For years, the European Defence Agency was Europe's sleeping beauty of armaments cooperation — created to coordinate joint defense projects, but rarely given the political backing to fulfill its mission.
Now, as Europe embarks on its most ambitious rearmament drive in decades, that may be changing.
More than 20 years after its creation, the EDA is emerging as a key institution in efforts to close critical capability gaps, coordinate procurement and strengthen the continent's industrial base.
Since the launch of the EU Defence Readiness 2030 roadmap, the agency has overhauled its internal processes to address nine priority capability shortfalls, including drones, artillery systems, missiles and ammunition. It has also helped coordinate the procurement of 155 mm artillery shells for Ukraine.
Yet historically, engagement has been limping. "Member states have only ever engaged the Agency for defense projects in a rather superficial manner, although its role in EU defense processes has actually grown," said Daniel Fiott, a researcher at the Brussels-based Centre for Security, Diplomacy and Strategy.
EU defense ministers have approved the first phase of a three-stage reform plan to strengthen the agency's innovation, capability development and acquisition functions through 2028. The EDA's staff is set to swell from 235 to 285 by the end of 2026.
Fiott welcomed the reforms but argued the agency's constraints have never been purely operational — they are political. "If the member states are truly serious about empowering the agency, then the answer is simple: launch meaningful joint defense projects together with EDA as the manager," he said.
The EDA's untapped potential
What sets the EDA apart is that, while it's headed by EU top diplomat Kaja Kallas, its day-to-day work is handled by national defense ministries and member-state officials.
That structure makes the agency a natural hub for a wider procurement network — coordinating joint efforts while leaving purchasing decisions in the hands of member states or lead-nation coalitions, rather than a centralized European body.
"Only then could we see an incremental path toward the EDA becoming the center of European procurement," said Claude-France Arnould, the agency's chief executive from 2011 to 2015 and now senior fellow at the Brussels Institute for Geopolitics.
The goal, according to an EDA official, is greater clarity and coordination across the EU's fragmented defense architecture — not to supplant national procurement agencies, the Organisation for Joint Armament Cooperation or the NATO Support and Procurement Agency, which will continue to handle the most complex acquisition programs.
One early step will be a collaborative defense procurement center focused on urgently needed off-the-shelf equipment, including loitering munitions and small drones.
For now, the agency's ambition remains constrained by its size. Germany's BAAINBw employ around 13,000 staff. By comparison, at the end of 2025 the EDA's procurement unit had only about 15 employees.
But it compensates with flexibility. The EDA can work with partner countries outside the EU, such as the United Kingdom and Norway, and can facilitate cooperation among as few as two or three member states
"The EDA can work with only those member states willing to do something together," Arnould said. "The Commission cannot do that because it must be an equal partner to all 27 member states."
Reviving the EDA, or containing the Commission?
The agency already plays a prominent role in research and development through HEDI, the EU's defense innovation hub. But to better adapt to the new systems and technologies of modern warfare, it's now planning an even larger defense innovation center.

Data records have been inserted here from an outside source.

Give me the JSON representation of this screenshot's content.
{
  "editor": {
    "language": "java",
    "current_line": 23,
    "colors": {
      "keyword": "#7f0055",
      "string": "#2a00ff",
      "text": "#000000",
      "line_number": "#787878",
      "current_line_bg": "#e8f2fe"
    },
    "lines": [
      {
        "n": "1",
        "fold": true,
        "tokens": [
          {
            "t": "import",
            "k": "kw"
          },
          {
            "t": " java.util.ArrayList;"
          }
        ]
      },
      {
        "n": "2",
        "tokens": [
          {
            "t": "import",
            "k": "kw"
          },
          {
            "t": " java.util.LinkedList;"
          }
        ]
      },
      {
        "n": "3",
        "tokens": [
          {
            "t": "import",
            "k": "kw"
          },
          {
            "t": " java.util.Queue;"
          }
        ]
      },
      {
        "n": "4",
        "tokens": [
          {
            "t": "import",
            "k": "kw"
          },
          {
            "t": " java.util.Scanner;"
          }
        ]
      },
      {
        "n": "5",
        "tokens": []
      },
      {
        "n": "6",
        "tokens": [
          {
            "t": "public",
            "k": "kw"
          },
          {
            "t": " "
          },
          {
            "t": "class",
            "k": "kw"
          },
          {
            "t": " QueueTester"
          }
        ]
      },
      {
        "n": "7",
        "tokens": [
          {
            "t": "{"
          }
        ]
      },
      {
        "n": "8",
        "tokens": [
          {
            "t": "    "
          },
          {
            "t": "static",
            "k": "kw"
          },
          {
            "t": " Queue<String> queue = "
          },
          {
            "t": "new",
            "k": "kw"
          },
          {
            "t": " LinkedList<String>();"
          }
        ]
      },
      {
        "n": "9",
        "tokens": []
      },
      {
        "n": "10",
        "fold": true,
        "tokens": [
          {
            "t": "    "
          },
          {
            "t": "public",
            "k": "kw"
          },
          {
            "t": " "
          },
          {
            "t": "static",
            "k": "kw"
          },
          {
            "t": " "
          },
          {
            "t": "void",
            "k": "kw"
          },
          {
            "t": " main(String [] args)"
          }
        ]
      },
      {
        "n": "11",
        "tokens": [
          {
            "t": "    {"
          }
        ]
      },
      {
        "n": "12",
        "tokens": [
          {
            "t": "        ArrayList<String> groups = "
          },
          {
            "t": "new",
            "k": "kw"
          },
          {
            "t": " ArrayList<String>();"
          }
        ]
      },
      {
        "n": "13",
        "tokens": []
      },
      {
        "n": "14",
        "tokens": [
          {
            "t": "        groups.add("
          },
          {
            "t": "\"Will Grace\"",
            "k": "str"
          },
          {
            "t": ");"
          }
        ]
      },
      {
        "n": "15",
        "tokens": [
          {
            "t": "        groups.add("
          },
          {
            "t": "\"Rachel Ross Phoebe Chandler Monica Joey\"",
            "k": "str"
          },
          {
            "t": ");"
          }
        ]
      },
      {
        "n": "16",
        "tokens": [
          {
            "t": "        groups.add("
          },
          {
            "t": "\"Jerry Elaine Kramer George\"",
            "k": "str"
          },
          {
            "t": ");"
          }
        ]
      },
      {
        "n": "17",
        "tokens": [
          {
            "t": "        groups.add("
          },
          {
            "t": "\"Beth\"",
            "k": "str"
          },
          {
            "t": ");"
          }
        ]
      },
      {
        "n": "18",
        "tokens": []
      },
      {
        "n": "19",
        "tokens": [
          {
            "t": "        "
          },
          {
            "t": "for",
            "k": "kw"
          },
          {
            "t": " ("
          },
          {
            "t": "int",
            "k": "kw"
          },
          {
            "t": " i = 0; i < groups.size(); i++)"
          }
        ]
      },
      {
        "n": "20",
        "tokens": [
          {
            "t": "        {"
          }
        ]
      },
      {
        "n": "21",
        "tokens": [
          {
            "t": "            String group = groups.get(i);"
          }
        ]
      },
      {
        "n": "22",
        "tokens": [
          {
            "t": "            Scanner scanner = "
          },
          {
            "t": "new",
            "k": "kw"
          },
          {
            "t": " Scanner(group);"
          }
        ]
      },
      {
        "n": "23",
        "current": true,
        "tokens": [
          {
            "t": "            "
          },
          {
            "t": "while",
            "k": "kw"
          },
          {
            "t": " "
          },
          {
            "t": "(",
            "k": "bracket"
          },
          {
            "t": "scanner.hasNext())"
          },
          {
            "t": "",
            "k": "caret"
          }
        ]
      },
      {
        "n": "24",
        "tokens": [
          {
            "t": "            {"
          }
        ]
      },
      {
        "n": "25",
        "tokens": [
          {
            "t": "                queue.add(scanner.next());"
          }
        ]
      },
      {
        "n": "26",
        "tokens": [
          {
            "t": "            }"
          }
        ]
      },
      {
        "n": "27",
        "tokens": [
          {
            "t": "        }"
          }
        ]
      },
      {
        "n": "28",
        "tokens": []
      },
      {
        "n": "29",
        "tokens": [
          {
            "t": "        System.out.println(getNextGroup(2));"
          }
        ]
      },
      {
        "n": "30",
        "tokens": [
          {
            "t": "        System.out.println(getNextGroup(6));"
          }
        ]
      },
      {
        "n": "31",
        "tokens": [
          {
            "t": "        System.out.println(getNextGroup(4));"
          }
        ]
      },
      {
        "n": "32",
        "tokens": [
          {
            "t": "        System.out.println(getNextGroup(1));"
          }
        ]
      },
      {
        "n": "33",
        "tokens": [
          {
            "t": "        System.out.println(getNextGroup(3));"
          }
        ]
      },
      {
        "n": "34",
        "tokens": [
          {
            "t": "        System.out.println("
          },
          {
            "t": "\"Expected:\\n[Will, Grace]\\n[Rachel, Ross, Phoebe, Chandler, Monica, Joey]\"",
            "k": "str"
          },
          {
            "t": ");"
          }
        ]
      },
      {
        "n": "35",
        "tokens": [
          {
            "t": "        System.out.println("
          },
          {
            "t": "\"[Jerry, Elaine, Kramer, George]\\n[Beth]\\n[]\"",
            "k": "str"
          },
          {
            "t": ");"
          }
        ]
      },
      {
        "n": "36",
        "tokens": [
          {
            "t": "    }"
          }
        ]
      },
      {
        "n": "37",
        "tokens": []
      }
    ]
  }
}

"The core objective is to help member states identify solutions to capability gaps, test them under realistic operational conditions and accelerate their operational deployment," the same EDA official said.
Central to those efforts will be the Programme for Rapid Innovation and Military Experimentation and a series of operational experimentation campaigns. In October, the agency will run a campaign in Portugal focused on drones and loitering munitions, followed by a second exercise in Switzerland in November.
“Given the war in Ukraine, we need to close the gap between what military officers need on the ground and Europe’s innovators,” said Fiott. He added that the EU would do well to emulate the approach of Ukraine, as they have successfully bridged that gap.
The EDA is already moving in that direction. Together with the European Commission, it's developing the €100 million BraveTech program, which translates battlefield challenges identified in Ukraine into capability requirements for the European industry — from startups and small and SMEs to major defense companies — in search of operational solutions.
With the new procurement center, the expanded innovation hub and the operational experimentation campaigns, the first phase of the reform plan is already underway. However, the second and third phases still require approval from defense ministers.
The question now is whether the renewed support for the EDA reflects a genuine commitment to strengthening the agency, or simply an effort by member states to counterbalance the Commission's growing role in a policy area that governments still regard as a core national prerogative.
"What is required is not rivalry but cooperation,” Fiott said. "And the agency should not be used as a political tool to keep in check the Commission at the behest of the member states."